UnitedHealthcare to pay $536,000 fine, review 50,000 Missouri claims
A pair of St. Louis, Mo-based subsidiaries of UnitedHealthcare will pay $536,000 in fines and review 50,000 chiropractic claims it denied in 2004 in an agreement with Missouri regulators.
Through a settlement between the insurer and the Missouri Department of Insurance, UnitedHealthcare will reexamine the claims filed by chiropractors who treated the company’s policyholders after regulators determined the company violated state law by limiting coverage to 26 visits per year.
In other cases, the insurance department says UnitedHealthcare failed to evaluate the medical necessity of treatment before denying claims.
For any chiropractic claims it finds were improperly denied, UnitedHealthcare must reimburse the specialists for those claims, plus interest and in some cases, consumers may have paid the bills, rather than their specialists.
John M. Huff, director of the Missouri Department of Insurance, Financial Institutions and Professional Registration, said his agency believes the review of 50,000 cases may determine money is due to both providers and possibly consumers.
“When Missourians entrust their health coverage to an insurance company, they expect and deserve to be treated fairly and legally. We have taken this action to make sure that happens,” Huff said in a statement.

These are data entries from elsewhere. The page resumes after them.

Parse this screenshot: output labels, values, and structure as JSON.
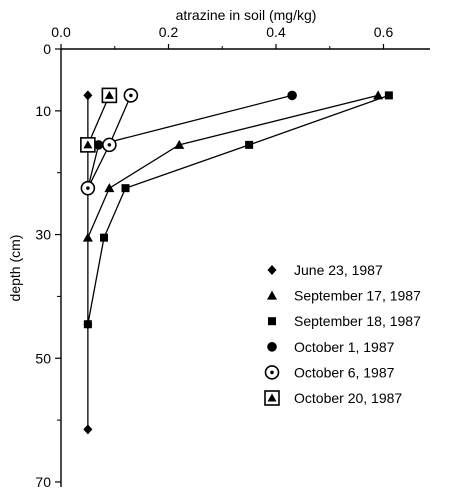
{
  "chart_data": {
    "type": "line",
    "title": "",
    "xlabel": "atrazine in soil (mg/kg)",
    "ylabel": "depth (cm)",
    "xlim": [
      0,
      0.65
    ],
    "ylim": [
      0,
      70
    ],
    "y_inverted": true,
    "x_axis_position": "top",
    "xticks": [
      0,
      0.2,
      0.4,
      0.6
    ],
    "xtick_labels": [
      "0.0",
      "0.2",
      "0.4",
      "0.6"
    ],
    "yticks": [
      0,
      10,
      30,
      50,
      70
    ],
    "ytick_labels": [
      "0",
      "10",
      "30",
      "50",
      "70"
    ],
    "y_minor_ticks": [
      20,
      40,
      60
    ],
    "grid": false,
    "legend_position": "right",
    "series": [
      {
        "name": "June 23, 1987",
        "marker": "diamond-filled",
        "points": [
          {
            "x": 0.05,
            "depth": 7.5
          },
          {
            "x": 0.05,
            "depth": 22.5
          },
          {
            "x": 0.05,
            "depth": 44.5
          },
          {
            "x": 0.05,
            "depth": 61.5
          }
        ]
      },
      {
        "name": "September 17, 1987",
        "marker": "triangle-filled",
        "points": [
          {
            "x": 0.59,
            "depth": 7.5
          },
          {
            "x": 0.22,
            "depth": 15.5
          },
          {
            "x": 0.09,
            "depth": 22.5
          },
          {
            "x": 0.05,
            "depth": 30.5
          }
        ]
      },
      {
        "name": "September 18, 1987",
        "marker": "square-filled",
        "points": [
          {
            "x": 0.61,
            "depth": 7.5
          },
          {
            "x": 0.35,
            "depth": 15.5
          },
          {
            "x": 0.12,
            "depth": 22.5
          },
          {
            "x": 0.08,
            "depth": 30.5
          },
          {
            "x": 0.05,
            "depth": 44.5
          }
        ]
      },
      {
        "name": "October 1, 1987",
        "marker": "circle-filled",
        "points": [
          {
            "x": 0.43,
            "depth": 7.5
          },
          {
            "x": 0.07,
            "depth": 15.5
          },
          {
            "x": 0.05,
            "depth": 22.5
          }
        ]
      },
      {
        "name": "October 6, 1987",
        "marker": "circle-dot",
        "points": [
          {
            "x": 0.13,
            "depth": 7.5
          },
          {
            "x": 0.09,
            "depth": 15.5
          },
          {
            "x": 0.05,
            "depth": 22.5
          }
        ]
      },
      {
        "name": "October 20, 1987",
        "marker": "square-triangle",
        "points": [
          {
            "x": 0.09,
            "depth": 7.5
          },
          {
            "x": 0.05,
            "depth": 15.5
          }
        ]
      }
    ]
  }
}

After patients and chiropractors filed complaints about UnitedHealthcare denying claims, the DIFP conducted a market conduct examination of the insurer, starting at the the time a state law on chiropractic visits took effect.
A 2004 Missouri law requires health insurance companies cover the costs of at least 26 chiropractic visits per year without prior authorization. For those first 26 visits, coverage can only be denied if the treatment is deemed not to be medically necessary.